Hake fishing represents challenging breath of air for fishing sector
By José Antonio Pérez
Mateo López León, President of the Federation of Shipowners of the Upper Gulf of California, reports though the redistribution of fishing permits did not favor Puerto Peñasco, hake fishing continues to be an alternative in trying to alleviate the poor shrimping season of 2019-2020. Hake has in fact been a valuable resource for the fishing sector for the last 20 years, with an average of 3-4 thousand tons being produced per year, and a historical high of 7 thousand tons.
López León noted despite it still being shrimp season, a large part of Puerto Peñasco’s fleet is currently docked due to its low profitability this year. Only a minimal part of the fleet is trying to maintain production with hake and other fish in general.
Recently, López León detailed the few boats dedicated to fishing hake are making an extraordinary effort to continue their activities so the Puerto Peñasco fleet is not completely paralyzed. While these boats are reporting an average of 15 to 17 tons, unfortunately marketing is not flowing appropriately.
High fuel costs, the unfavorable redistribution of permits for Puerto Peñasco, as well as illegal fishing in the Upper Gulf of California is only making the situation worse, detailed López León, noting this affects the primary fishing sector, though the local deep-sea fishing sector has nothing to do with the illegal practices.
Local representative focuses on Peñasco fishing industry
By José Antonio Pérez
District II representative Lázaro Espinoza Mendívil reports in addition to a 1400% increase in funds for the fishing sector in 2020, Puerto Peñasco is slated for a biotechnology park for the development of aquaculture and species including totoaba and shrimp. This also includes plans to plant date palms as a measure to launch this activity locally.

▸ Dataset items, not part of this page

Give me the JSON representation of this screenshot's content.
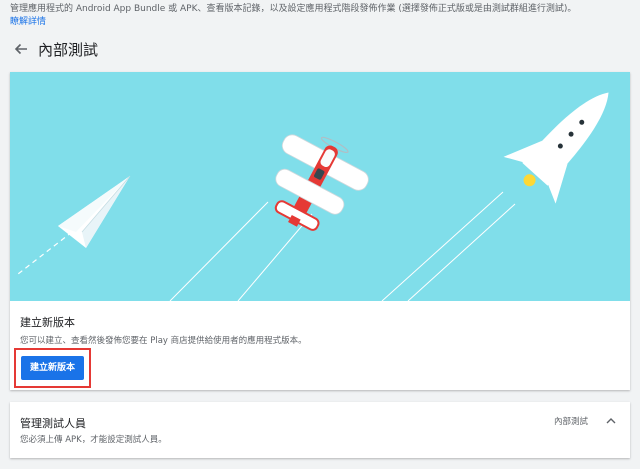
{
  "intro": {
    "text": "管理應用程式的 Android App Bundle 或 APK、查看版本記錄，以及設定應用程式階段發佈作業 (選擇發佈正式版或是由測試群組進行測試)。",
    "learn_more": "瞭解詳情"
  },
  "page": {
    "title": "內部測試"
  },
  "release_card": {
    "title": "建立新版本",
    "description": "您可以建立、查看然後發佈您要在 Play 商店提供給使用者的應用程式版本。",
    "create_button": "建立新版本"
  },
  "testers_card": {
    "title": "管理測試人員",
    "description": "您必須上傳 APK，才能設定測試人員。",
    "track": "內部測試"
  },
  "colors": {
    "hero_background": "#80deea",
    "accent": "#1a73e8",
    "highlight_border": "#e53935",
    "plane_red": "#e53935"
  },
  "icons": {
    "back": "arrow-left-icon",
    "collapse": "chevron-up-icon"
  }
}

Espinoza seeks to strengthen aquaculture in the region through the proposed construction of a laboratory, which if approved could be important for the area due to the need to develop techniques to improve larvae and seeds in Sonora to promote the production of oyster and other marine species.
Among Representative Espinoza’s efforts to promote all areas of the local fishing industry, including the health and safety of divers, he noted authorization has been granted to acquire a hyperbaric chamber, which could be inaugurated as early as April or May this year. Furthermore, permanent resources have been established to ensure water testing is available throughout the year, relieving fishermen from the costly chemical analysis.
The District II Representative has also met with various fishing authorities to discuss the importance cannonball jellyfish represents for the entire region. This has included follow up on certifications for collection centers and processing plants, as well as training in proper practices in the handling of jelly fish for workers, and improved working conditions. Espinoza details cannonball jellyfish is among the products that can be exported, especially to China, as they are in high demand in that country.